The results of amniocentesis should be available within four weeks of the procedure. This test is usually around 99.4% accurate in detecting chromosomal abnormalities in utero. You will likely be required to meet with a genetic counselor to go over the results. They will be able to give you a better idea of how likely it is that your child will be born with a particular disorder, how the results will impact your care during the remainder of the pregnancy, and if the result is positive, what you can do to prepare for the future medical care of your baby.
Chorionic Villus Sampling (CVS)
Chorionic villus sampling is a test that is usually performed between the 10th and 14th weeks of pregnancy. This procedure involves taking cells from a pregnant woman’s placenta (chorionic villus) to test for potential genetic abnormalities in the fetus. There are two ways that this sample can be taken: transcervically (through the cervix), or transabdominally (through the vagina). Before the procedure, the mother will undergo an ultrasound to verify the age of the fetus and the positioning of the placenta for the procedure. During the procedure, a hollow needle will be inserted into the uterus (via the abdomen or through the cervix, via the vagina) to remove chorionic villus cells from the placenta to send for testing.

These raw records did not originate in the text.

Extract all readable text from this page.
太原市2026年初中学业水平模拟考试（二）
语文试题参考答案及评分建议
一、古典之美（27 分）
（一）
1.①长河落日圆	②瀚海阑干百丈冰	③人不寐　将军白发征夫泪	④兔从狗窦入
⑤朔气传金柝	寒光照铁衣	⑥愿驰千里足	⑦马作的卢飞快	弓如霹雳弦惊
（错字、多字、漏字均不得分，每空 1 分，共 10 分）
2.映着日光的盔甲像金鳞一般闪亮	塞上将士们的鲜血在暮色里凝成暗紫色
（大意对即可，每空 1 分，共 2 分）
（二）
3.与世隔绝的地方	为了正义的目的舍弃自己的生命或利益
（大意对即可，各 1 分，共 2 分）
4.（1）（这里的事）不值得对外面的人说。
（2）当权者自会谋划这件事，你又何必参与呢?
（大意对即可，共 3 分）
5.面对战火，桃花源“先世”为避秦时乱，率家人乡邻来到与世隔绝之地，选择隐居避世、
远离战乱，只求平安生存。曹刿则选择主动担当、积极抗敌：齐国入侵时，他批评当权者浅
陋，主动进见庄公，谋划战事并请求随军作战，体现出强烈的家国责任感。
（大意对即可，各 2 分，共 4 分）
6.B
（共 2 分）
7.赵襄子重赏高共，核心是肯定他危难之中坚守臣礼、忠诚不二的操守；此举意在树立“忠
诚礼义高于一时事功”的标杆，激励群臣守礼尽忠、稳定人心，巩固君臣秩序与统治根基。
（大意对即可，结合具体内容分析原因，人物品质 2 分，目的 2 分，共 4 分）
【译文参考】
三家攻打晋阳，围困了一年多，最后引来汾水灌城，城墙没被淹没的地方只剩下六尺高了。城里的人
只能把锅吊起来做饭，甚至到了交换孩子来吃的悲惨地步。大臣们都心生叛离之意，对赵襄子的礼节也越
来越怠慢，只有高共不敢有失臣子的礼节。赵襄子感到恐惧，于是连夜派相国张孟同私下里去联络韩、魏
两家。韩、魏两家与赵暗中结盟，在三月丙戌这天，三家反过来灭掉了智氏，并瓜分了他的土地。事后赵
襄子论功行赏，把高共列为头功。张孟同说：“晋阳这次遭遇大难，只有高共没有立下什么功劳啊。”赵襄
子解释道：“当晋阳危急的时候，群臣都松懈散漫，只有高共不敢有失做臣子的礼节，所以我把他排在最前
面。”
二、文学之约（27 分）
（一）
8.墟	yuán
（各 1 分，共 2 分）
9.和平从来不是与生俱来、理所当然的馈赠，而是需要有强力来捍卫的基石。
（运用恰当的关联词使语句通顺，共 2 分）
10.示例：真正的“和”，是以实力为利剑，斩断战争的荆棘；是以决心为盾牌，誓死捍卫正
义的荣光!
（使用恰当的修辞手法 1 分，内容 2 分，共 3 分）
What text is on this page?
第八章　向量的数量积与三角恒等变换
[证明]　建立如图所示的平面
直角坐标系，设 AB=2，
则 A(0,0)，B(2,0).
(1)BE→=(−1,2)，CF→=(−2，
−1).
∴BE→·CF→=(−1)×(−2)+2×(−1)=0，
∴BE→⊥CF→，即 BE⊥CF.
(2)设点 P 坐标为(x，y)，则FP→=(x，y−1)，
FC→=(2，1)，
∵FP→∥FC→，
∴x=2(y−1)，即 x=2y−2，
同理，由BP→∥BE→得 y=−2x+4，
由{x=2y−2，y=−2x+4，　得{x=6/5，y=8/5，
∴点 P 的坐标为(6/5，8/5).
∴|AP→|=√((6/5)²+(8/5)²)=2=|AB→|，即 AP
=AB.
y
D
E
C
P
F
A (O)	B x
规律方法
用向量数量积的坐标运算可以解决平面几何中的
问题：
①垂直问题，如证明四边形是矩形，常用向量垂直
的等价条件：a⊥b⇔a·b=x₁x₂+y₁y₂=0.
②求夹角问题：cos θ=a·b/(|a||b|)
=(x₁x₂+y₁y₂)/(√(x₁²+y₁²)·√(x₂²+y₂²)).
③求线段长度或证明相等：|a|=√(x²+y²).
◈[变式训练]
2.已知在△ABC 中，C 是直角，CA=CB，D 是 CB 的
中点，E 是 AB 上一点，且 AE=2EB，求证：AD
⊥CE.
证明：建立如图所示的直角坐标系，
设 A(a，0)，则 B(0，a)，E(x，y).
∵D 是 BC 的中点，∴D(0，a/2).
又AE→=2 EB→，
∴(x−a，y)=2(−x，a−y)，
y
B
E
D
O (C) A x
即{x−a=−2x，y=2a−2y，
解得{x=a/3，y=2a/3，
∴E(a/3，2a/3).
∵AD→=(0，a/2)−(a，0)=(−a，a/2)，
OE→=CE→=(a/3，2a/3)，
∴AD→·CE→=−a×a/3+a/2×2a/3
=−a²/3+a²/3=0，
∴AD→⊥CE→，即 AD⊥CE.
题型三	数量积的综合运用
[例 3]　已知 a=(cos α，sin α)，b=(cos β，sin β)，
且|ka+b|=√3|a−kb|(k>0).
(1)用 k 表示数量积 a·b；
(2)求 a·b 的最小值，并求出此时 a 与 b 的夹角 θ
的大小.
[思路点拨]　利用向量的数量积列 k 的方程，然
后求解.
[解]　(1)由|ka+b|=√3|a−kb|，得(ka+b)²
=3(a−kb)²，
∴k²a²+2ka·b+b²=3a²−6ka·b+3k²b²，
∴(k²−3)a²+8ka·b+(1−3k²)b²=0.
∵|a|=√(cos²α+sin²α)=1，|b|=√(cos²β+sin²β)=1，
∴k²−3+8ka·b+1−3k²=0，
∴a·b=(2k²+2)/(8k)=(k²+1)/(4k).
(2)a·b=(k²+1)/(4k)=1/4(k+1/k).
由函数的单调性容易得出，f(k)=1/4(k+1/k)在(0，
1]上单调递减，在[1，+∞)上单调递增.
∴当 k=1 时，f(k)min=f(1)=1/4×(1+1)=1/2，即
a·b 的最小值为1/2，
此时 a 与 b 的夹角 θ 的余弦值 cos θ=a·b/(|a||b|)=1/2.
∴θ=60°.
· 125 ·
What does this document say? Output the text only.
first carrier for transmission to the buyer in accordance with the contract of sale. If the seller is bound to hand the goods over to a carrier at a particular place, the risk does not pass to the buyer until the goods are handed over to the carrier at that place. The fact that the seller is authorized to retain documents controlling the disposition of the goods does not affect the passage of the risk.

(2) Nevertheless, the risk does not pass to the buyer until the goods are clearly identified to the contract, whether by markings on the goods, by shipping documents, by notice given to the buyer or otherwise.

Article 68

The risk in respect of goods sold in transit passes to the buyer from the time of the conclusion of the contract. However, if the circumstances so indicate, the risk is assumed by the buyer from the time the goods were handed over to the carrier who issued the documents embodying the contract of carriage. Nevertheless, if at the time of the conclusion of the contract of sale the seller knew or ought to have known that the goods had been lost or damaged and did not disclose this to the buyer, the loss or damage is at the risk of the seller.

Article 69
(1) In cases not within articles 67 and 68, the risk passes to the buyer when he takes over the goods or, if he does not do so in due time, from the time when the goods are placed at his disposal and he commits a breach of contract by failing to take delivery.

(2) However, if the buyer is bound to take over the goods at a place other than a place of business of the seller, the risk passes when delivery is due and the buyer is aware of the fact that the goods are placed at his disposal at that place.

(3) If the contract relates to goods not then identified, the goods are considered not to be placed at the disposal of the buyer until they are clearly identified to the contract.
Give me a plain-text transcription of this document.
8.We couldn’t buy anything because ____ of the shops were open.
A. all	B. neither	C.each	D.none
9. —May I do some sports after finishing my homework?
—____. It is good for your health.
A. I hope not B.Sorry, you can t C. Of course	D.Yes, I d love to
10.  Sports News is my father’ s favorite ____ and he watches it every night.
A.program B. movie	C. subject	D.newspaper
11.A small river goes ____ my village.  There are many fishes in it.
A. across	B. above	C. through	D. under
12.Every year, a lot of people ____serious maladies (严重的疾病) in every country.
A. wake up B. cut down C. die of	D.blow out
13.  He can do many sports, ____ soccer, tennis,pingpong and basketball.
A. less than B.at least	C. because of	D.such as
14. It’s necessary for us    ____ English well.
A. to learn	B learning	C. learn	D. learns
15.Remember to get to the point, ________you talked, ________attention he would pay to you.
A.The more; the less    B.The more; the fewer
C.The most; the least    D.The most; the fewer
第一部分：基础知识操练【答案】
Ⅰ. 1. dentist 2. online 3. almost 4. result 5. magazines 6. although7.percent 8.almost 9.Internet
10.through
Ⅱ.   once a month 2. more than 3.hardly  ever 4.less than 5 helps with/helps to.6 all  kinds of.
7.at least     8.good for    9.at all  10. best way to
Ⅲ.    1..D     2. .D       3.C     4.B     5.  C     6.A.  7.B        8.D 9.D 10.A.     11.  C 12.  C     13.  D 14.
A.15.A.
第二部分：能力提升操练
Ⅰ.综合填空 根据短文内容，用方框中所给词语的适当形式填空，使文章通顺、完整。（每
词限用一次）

Your doctor may use a local anesthetic to numb the area prior to sampling. Following the procedure, you may experience light vaginal bleeding and cramping, but any other more serious side effects should be reported immediately to your doctor. Chorionic villus sampling has a slightly higher risk of miscarriage, but it’s still quite low (around 0.22% chance of miscarriage). The results of the test should be available within a week of the study, and are generally 98-99% accurate. There is a possibility that you receive a false positive or need additional testing after CVS. Your doctor or genetic counselor will be able to better advise what course of action to take following testing.
Speak with Your Doctor
If you have additional questions about prenatal testing, or are looking for guidance after receiving your results, speak with your doctor or make an appointment with a genetic counselor. They will be able to answer your questions, make recommendations, and help you to coordinate the necessary future care for your child.